July 24, 2024 — Telix Prescribed drugs Restricted introduced that the USA (U.S.) Meals and Drug Administration (FDA) has accepted the submitting of its New Drug Software (NDA) for TLX007-CDx, a brand new and proprietary chilly equipment (“Equipment”) for the preparation of PSMA-PET imaging[1] for prostate most cancers. The PDUFA[2] aim date is March 24, 2025.
If permitted, the brand new Equipment will allow use of a PSMA imaging product with a significantly prolonged geographic distribution radius from a nuclear pharmacy in comparison with at present permitted gallium-68 (68Ga) based mostly brokers. Its progressive properties are designed to facilitate extra versatile manufacturing, together with with larger exercise 68Ga sourced from each newer excessive exercise turbines and cyclotrons powered by the ARTMSQUANTM Irradiation System[3] and GE FASTlab [4] stable and liquid goal manufacturing system. Via this NDA, Telix’s goal is to additional improve affected person entry to PSMA-PET imaging and the medical advantages of 68Ga imaging to underserved populations throughout the U.S., utilizing Telix’s established nuclear pharmacy distribution partnerships and industry-leading on-time reliability.

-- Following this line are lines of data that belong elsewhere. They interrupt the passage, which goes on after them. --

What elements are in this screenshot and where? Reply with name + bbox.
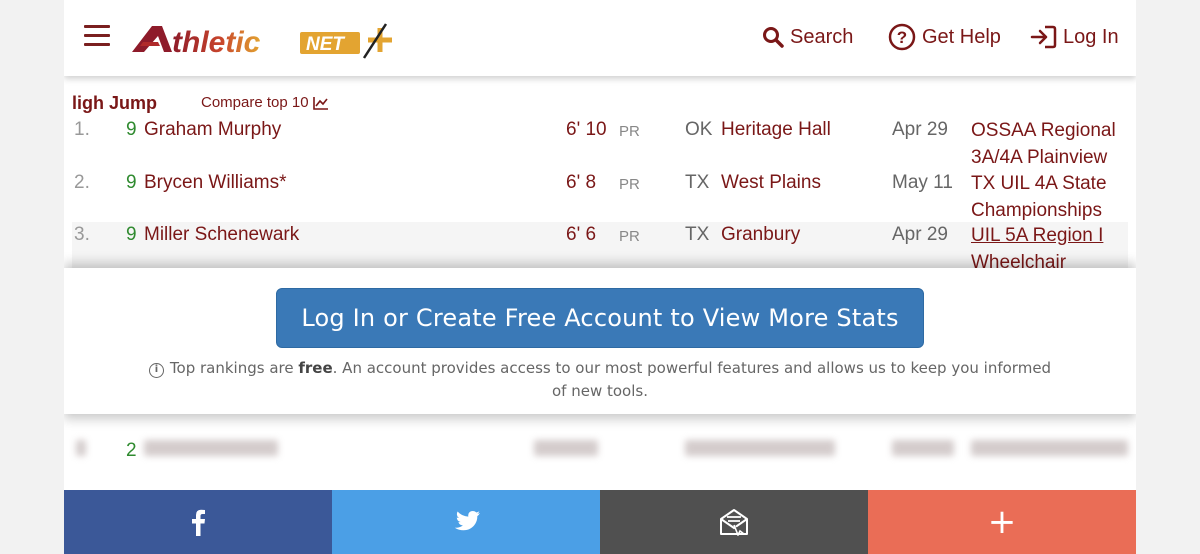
grade: 9 [126, 224, 137, 245]
twitter-share-button[interactable] [332, 490, 600, 554]
mark: 6' 8 [566, 172, 597, 193]
meet-link[interactable]: OSSAA Regional 3A/4A Plainview [971, 117, 1131, 171]
compare-top-10-link[interactable]: Compare top 10 [201, 94, 329, 111]
compare-label: Compare top 10 [201, 94, 309, 111]
logo-net: NET [306, 34, 345, 55]
date: Apr 29 [892, 224, 948, 245]
meet-link[interactable]: TX UIL 4A State Championships [971, 170, 1131, 224]
rank: 1. [74, 119, 90, 140]
menu-icon[interactable] [84, 25, 110, 47]
email-share-button[interactable] [600, 490, 868, 554]
date: Apr 29 [892, 119, 948, 140]
blurred-date [892, 440, 954, 462]
help-label: Get Help [922, 25, 1001, 48]
blurred-name [144, 440, 278, 462]
date: May 11 [892, 172, 953, 193]
blurred-rank [76, 440, 86, 462]
state: OK [685, 119, 713, 140]
table-row[interactable]: 2. 9 Brycen Williams* 6' 8 PR TX West Pl… [72, 170, 1128, 223]
event-title: ligh Jump [72, 93, 157, 113]
facebook-share-button[interactable] [64, 490, 332, 554]
search-icon [763, 27, 784, 48]
rank: 3. [74, 224, 90, 245]
state: TX [685, 172, 710, 193]
mark: 6' 10 [566, 119, 607, 140]
page: thletic NET Search ? Get Help Log In lig… [0, 0, 1200, 554]
help-link[interactable]: ? Get Help [888, 22, 1001, 52]
pr-badge: PR [619, 228, 640, 245]
line-chart-icon [312, 96, 328, 110]
note-text-bold: free [298, 359, 333, 377]
site-header: thletic NET Search ? Get Help Log In [64, 0, 1136, 76]
search-link[interactable]: Search [762, 22, 853, 52]
svg-text:?: ? [897, 28, 907, 47]
more-share-button[interactable]: + [868, 490, 1136, 554]
search-label: Search [790, 25, 854, 48]
login-link[interactable]: Log In [1029, 22, 1119, 52]
mark: 6' 6 [566, 224, 597, 245]
athlete-name-link[interactable]: Brycen Williams* [144, 170, 287, 196]
note-text-start: Top rankings are [169, 359, 299, 377]
note-text-end: . An account provides access to our most… [332, 359, 1052, 400]
content-area: thletic NET Search ? Get Help Log In lig… [64, 0, 1136, 554]
facebook-icon [192, 509, 205, 536]
info-icon: i [148, 363, 164, 378]
blurred-grade: 2 [126, 440, 137, 461]
rank: 2. [74, 172, 90, 193]
athlete-name-link[interactable]: Miller Schenewark [144, 222, 299, 248]
blurred-meet [971, 440, 1128, 462]
free-rankings-note: i Top rankings are free. An account provi… [144, 357, 1056, 403]
login-label: Log In [1063, 25, 1119, 48]
share-bar: + [64, 490, 1136, 554]
grade: 9 [126, 172, 137, 193]
login-icon [1030, 25, 1057, 49]
logo-word: thletic [172, 26, 261, 59]
blurred-school [685, 440, 835, 462]
athlete-name-link[interactable]: Graham Murphy [144, 117, 281, 143]
help-icon: ? [888, 23, 916, 51]
create-account-button[interactable]: Log In or Create Free Account to View Mo… [276, 288, 924, 348]
athleticnet-logo[interactable]: thletic NET [130, 18, 392, 62]
school-link[interactable]: Heritage Hall [721, 117, 831, 143]
twitter-icon [454, 511, 480, 531]
login-prompt-overlay: Log In or Create Free Account to View Mo… [64, 268, 1136, 414]
school-link[interactable]: Granbury [721, 222, 800, 248]
pr-badge: PR [619, 176, 640, 193]
blurred-mark [534, 440, 598, 462]
plus-icon: + [987, 502, 1017, 542]
state: TX [685, 224, 710, 245]
email-icon [720, 509, 748, 536]
grade: 9 [126, 119, 137, 140]
pr-badge: PR [619, 123, 640, 140]
school-link[interactable]: West Plains [721, 170, 821, 196]
table-row[interactable]: 1. 9 Graham Murphy 6' 10 PR OK Heritage … [72, 117, 1128, 170]
locked-row [72, 430, 1128, 475]
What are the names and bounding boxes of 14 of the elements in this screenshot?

PSMA-PET imaging represents a significant development in prostate most cancers administration and within the U.S. has changed standard imaging strategies (bone scan, CT scan) as the usual of care after preliminary prognosis and biochemical recurrence[5]. Regardless of this main medical development, solely a comparatively small fraction of the three.4 million males residing with prostate most cancers in America have undergone a PSMA-PET imaging scan[6],[7].

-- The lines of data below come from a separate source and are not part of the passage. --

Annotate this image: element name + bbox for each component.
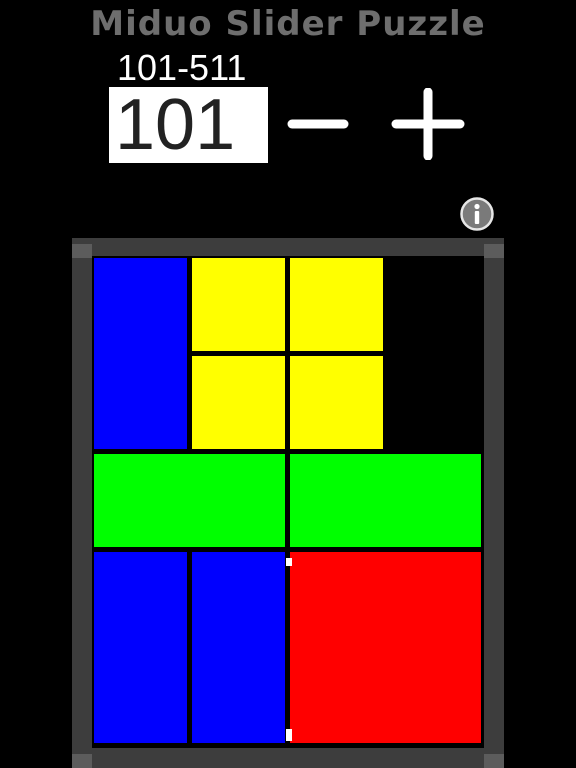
exit-marker-bottom <box>286 729 292 741</box>
minus-icon <box>287 119 349 129</box>
game-screen: Miduo Slider Puzzle 101-511 <box>0 0 576 768</box>
increase-level-button[interactable] <box>390 87 466 161</box>
frame-corner-top-right <box>484 244 504 258</box>
tile-yellow-1[interactable] <box>192 258 285 351</box>
info-icon <box>460 197 494 231</box>
tile-blue-2[interactable] <box>94 552 187 743</box>
tile-green-2[interactable] <box>290 454 481 547</box>
tile-yellow-3[interactable] <box>192 356 285 449</box>
tile-yellow-4[interactable] <box>290 356 383 449</box>
plus-icon <box>391 87 465 161</box>
level-range-label: 101-511 <box>117 47 247 88</box>
tile-red-1[interactable] <box>290 552 481 743</box>
info-button[interactable] <box>460 197 494 231</box>
tile-green-1[interactable] <box>94 454 285 547</box>
tile-blue-3[interactable] <box>192 552 285 743</box>
level-number-input[interactable] <box>109 87 268 163</box>
app-title: Miduo Slider Puzzle <box>90 4 486 44</box>
tile-blue-1[interactable] <box>94 258 187 449</box>
decrease-level-button[interactable] <box>284 100 352 148</box>
frame-corner-top-left <box>72 244 92 258</box>
exit-marker-top <box>286 558 292 566</box>
frame-corner-bottom-right <box>484 754 504 768</box>
frame-corner-bottom-left <box>72 754 92 768</box>
puzzle-board <box>92 256 484 748</box>
tile-yellow-2[interactable] <box>290 258 383 351</box>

Dr Christian Behrenbruch, Managing Director and Group CEO of Telix acknowledged, “Now we have seen speedy adoption and geographic enlargement of PSMA-PET imaging with our first industrial product Illuccix. This submitting acceptance is a crucial step in direction of additional enhancing fairness of entry and reinforcing our dedication to innovation in prostate most cancers to proceed to fulfill the wants of healthcare professionals and their sufferers. We now stay up for working with the FDA to deliver TLX007-CDx to American males residing with prostate most cancers, together with these residing in underserved communities and areas the place entry to state-of-the artwork imaging stays restricted.”
For extra data: www.telixpharma.com
References:
[1] Imaging of prostate-specific membrane antigen with positron emission tomography.
[2] Prescription Drug Consumer Charge Act.
[3] Telix ASX disclosure 11 April 2024. For additional data go to: https://www.artms.ca/
[4] FASTlab is a trademark of GE Healthcare and its associates.
[5] NCCN Medical Observe Pointers in Oncology (NCCN Pointers®) for Prostate Most cancers V.4.2024.
[6] NIH Widespread Most cancers Websites — Most cancers Stat Info. Accessed Could 2024.
[7] Firm evaluation based mostly on proprietary and public area information.
[8] Telix ASX disclosure 20 December 2021.
[9] Telix ASX disclosure 2 November 2021.
[10] Telix ASX disclosure 14 October 2022.